Tomorrow's Observer editorial:
The findings of an internal review of conditions for mentally ill inmates at North Carolina’s Central Prison – conditions made public last week – are stomach-churning, no matter what excuses or reasons officials offer. Gov. Bev Perdue rightly called them unacceptable.
We echo the comments she made when told of the neglect and unsanitary situations an internal review documented: “Nobody expects really luxurious treatment for any prisoners; they’re there for a reason. But we also expect there to be very decent, humane, healthy conditions for the prison population.”
What were those conditions?
Inmates with serious mental disorders were often isolated for weeks, sometimes naked, strapped to their bunks in an improper manner that allowed them to bang their heads against the concrete wall.
In some cells, inmates were left in filthy conditions with urine and feces on the floor and roaches and ants.
Staff failed to maintain up-to-date records, track medications or sometimes respond to calls for medical help.
Chronic understaffing led to sick patients sometimes going untreated and suicidal inmates going unmonitored.
Alvin Keller, outgoing N.C. Secretary of Correction, was in full “explain” mode last week after an Associated Press story made public the findings from the review his division requested. He said the report completed in May “generated great concern” and that within “one business day,” officials began to take corrective action.
But Keller also sought to minimize media descriptions of the report, calling some of them “exaggerations” and “mischaracterizations.”
That’s possible.
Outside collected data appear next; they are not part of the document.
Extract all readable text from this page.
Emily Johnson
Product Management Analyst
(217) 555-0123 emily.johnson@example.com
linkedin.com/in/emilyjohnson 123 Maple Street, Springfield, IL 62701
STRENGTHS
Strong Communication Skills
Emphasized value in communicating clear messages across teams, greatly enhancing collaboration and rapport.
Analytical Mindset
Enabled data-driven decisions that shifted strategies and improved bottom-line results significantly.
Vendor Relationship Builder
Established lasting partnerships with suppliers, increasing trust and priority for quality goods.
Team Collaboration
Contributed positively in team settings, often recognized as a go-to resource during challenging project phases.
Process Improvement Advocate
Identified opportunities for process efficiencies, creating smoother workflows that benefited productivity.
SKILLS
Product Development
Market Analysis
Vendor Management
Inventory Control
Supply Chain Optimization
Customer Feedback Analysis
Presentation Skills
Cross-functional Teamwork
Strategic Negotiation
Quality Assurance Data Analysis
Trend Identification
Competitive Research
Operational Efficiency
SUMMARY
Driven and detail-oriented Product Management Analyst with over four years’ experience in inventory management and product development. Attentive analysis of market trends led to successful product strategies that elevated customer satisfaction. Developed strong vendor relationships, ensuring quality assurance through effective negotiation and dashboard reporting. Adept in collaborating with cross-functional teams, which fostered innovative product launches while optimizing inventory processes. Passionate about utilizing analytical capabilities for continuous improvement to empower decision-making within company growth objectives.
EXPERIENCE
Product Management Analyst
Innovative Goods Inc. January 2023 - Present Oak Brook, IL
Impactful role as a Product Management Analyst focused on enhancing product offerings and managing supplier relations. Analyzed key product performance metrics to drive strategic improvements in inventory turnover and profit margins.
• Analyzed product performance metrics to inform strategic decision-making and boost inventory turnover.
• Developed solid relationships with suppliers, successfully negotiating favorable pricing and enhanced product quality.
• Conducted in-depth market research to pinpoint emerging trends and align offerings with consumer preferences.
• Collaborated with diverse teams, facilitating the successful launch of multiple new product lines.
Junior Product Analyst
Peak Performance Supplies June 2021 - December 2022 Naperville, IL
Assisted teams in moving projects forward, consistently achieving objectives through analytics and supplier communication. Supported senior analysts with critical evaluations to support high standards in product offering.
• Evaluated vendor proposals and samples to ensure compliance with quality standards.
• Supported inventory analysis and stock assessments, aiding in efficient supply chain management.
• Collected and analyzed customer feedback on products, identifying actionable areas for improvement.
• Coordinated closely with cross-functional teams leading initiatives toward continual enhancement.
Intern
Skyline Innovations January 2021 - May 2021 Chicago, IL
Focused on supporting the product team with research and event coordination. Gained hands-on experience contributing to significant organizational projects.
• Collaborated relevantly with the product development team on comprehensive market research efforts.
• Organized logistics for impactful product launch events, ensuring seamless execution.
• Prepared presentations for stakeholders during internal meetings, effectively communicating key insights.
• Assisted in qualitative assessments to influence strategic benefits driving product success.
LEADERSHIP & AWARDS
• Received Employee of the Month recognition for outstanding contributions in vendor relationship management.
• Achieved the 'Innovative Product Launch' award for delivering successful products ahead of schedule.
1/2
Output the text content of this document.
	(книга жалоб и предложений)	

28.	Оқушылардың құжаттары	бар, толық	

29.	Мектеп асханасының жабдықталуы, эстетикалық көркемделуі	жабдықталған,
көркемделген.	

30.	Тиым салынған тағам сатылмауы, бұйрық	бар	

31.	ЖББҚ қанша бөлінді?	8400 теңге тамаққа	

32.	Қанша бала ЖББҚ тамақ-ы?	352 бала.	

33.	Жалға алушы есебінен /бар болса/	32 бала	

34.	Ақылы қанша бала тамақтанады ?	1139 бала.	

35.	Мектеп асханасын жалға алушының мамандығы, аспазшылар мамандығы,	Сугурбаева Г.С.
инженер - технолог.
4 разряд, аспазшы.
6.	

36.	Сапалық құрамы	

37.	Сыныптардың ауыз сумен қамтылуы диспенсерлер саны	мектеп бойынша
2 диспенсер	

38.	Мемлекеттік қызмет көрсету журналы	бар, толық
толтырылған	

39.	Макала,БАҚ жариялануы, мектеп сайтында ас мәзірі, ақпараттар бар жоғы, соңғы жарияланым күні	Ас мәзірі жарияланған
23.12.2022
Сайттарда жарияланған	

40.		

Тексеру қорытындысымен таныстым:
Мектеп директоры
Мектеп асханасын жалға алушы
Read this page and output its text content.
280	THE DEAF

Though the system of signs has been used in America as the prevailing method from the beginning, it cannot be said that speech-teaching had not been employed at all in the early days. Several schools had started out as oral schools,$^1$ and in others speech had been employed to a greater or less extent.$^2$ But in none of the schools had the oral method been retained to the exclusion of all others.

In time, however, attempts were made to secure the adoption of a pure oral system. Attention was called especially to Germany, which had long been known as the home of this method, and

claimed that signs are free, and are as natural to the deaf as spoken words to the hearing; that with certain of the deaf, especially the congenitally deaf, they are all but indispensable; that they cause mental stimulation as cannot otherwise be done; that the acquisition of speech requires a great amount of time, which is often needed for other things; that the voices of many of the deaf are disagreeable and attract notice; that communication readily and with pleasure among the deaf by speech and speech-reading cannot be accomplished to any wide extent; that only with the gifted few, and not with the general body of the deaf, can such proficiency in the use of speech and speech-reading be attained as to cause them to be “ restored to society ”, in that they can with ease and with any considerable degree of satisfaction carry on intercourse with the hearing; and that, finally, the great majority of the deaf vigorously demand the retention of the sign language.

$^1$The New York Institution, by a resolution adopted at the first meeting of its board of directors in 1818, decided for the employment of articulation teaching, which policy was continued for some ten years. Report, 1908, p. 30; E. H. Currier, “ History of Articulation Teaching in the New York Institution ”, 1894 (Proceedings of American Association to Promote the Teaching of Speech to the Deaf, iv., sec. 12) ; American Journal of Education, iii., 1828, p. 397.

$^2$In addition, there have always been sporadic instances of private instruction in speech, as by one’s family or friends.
Yet even Keller admitted there were serious issues raised in this review that demanded attention.
Warden Gerald J. Branker retired this month in wake of the report after a meeting with officials about it in July. Branker will be replaced by Kenneth Lassiter, the warden at Charlotte Correctional Center.
In a statement last week, Keller said the facility is now clean and staffing is appropriate. He said that conditions are expected to improve when the system opens a $155 million medical complex and mental-health facility just west of downtown Raleigh.
Perdue too believes the new facility will help. She blamed prison staffing cuts for creating the environment for the problems. To coincide with the opening of the new prison medical facility, funds to hire “more staff, especially nurses and doctors, were added to the budget for the current fiscal year,” she said.
But more than a change of address may be needed. Vicki Smith, executive director of the advocacy group Disability Rights North Carolina, said there are systemic problems in how N.C. officials provide care for “these very ill prisoners.”
If that’s so, officials must devote attention to addressing those systemic issues. As state Sen. Thom Goolsby, R-Wilmington, who co-chairs the Senate appropriations committee for Justice and Public Safety, rightly noted: “We punish people for their crimes but… not helping people, not seeing that they get their medication and are treated like human beings is just wrong in every sense of the word.”
4 comments:
Perdue "thinks" new facilities will help? Just cause it's new is not going to stop the animals from urinating and defecating on the floor. Just leave them where they are at and buy the guards a couple of water hoses.
Sanitizer, your comment is disturbing and very disheartening. Mental illness is a HUGE issue in our society today. When the mental institution began closing in the sixties, the prisons gradually became the holding cells for the mentally ill. These are very sick people who need very specialized, care by highly trained individuals.
Leaving individuals to live in their own waste, allowing circumstances where they can harm themselves, isolation, among other things are completely unconscionable and reprehensible.
A new facility isn't going to help much. A new mentality is necessary to properly address these issues.
By the way Sanitizer, you're a very lucky person not to suffer from any of these afflictions. At least if you were, from what you said, you would be absolutely fine with sitting in your own waste, or tied to your bed while roaches crawled across your naked body. Hey, maybe you would completely enjoy total isolation. You could play with your waste until the guards came and hosed out your "crate". Since that's the way you feel. Hope that works out for you!!!
I am a former correctional officer at a high security prison not far from Charlotte. Untill the state decides to pay these correctional officers and other prison staff a decent salary, these prisons will always be understaffed! Im talking at least double and a half of what these officers start out with now! I know what these officers have to see and hear and deal with on a daily basis, working holidays, etc, and they are way way to underpaid. Its why I got out of it! Its never gonna get any better till the state pays these people what these jobs are worth!!
Hey e1968 My wife is schizophrenic, so yes I understand mental illness, probably much better than your sanctimonious self. . But these people committed crimes. A new facility will not stop their aberrant behavior. Where in my statement did I advocate the prisoners laying or sitting in their own waste. I indicated a water hose will take care of the problem. Sometimes throwing more money at something is not the answer. Perdue will simply order a study and her cousin Billy Bob will be appointed to reflect on the matter, Contracts will be awarded to political cronies and major contributors. In the end you will have an insane criminal sitting in a cell defecating on the floor.You are naive and judgmental, you are also quick to draw a conclusion that exists in your own mind. Try coming off your pulpit once in a while.